The enzyme inhibition method employed in food testing constitutes a classical technical approach, primarily leveraging the inhibitory effect of organophosphorus and carbamate pesticides on cholinesterase activity. This principle, however, also provides an innovative approach for heavy metal detection. Traditionally, these pesticides bind to cholinesterase, reducing its activity and thereby affecting the rate at which it breaks down specific substrates. By measuring changes in this degradation rate, the residual pesticide levels in food can be indirectly calculated. Within the field of food heavy metal detection, the application potential of the enzyme inhibition method is equally noteworthy. When food samples contain heavy metal ions, enzyme activity becomes inhibited, consequently reducing the rate at which substrates are broken down. For instance, employing an enzyme system sensitive to mercury ions would reveal a significant decrease in enzyme activity when applied to food samples containing mercury ions. By observing and measuring these changes in enzyme activity, the presence and concentration of mercury ions in food can be indirectly inferred. Although the direct application of enzyme inhibition methods in heavy metal detection remains exploratory, the adaptability of its principles and the technical feasibility of the approach undoubtedly open new avenues for research in the field of food heavy metal detection.

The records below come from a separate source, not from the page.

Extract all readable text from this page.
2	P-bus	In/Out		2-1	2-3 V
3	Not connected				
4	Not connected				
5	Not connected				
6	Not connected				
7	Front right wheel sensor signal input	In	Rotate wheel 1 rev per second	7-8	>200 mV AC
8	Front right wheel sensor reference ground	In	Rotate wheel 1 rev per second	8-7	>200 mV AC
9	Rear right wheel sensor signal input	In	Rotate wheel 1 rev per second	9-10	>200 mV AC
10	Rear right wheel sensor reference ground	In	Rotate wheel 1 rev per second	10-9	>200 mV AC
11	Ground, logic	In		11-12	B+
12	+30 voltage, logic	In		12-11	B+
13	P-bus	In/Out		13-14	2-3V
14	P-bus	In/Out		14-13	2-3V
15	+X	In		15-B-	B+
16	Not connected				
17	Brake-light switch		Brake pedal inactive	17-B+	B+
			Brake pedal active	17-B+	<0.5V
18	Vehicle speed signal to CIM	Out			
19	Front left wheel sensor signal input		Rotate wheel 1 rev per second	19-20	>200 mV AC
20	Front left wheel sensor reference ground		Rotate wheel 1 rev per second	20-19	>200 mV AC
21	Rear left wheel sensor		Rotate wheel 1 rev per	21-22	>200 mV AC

3.3 Electrochemical Methods

Electrochemical methods establish quantitative relationships between electrical signals—such as potential, current, or charge—generated by redox reactions between electrodes and target substances, and the concentration or properties of the measured material. This enables qualitative and quantitative analysis of heavy metals, harmful substances, microorganisms, and other components in food. Taking lead detection in food as an example, the square-wave anodic stripping voltammetry technique within electrochemical methods proves highly effective. In practice, the food sample must first be processed to extract lead ions. The sample solution is then placed in an electrochemical cell containing a working electrode, a reference electrode, and an auxiliary electrode. During the pre-electrolysis stage, a constant negative potential is applied, causing lead ions to be reduced to metallic lead and deposited onto the surface of the working electrode. During the square-wave anodic stripping phase, a series of square-wave potentials are applied. This re-oxidises the deposited metallic lead back into lead ions, which dissolve into the solution, generating a current signal proportional to the lead content. By measuring this current signal and correlating it with a standard calibration curve or samples of known concentration, the lead content in food can be accurately determined.

4. Conclusion

In today's rapidly advancing technological and industrial society, excessive heavy metal content in foodstuffs—whether originating from raw materials or processing procedures—poses potential threats to human health. Consequently, relevant research institutions and testing personnel should scientifically select appropriate heavy metal detection techniques based on practical circumstances. Rigorous and precise determination of heavy metal concentrations in food is essential to safeguard food safety and public health.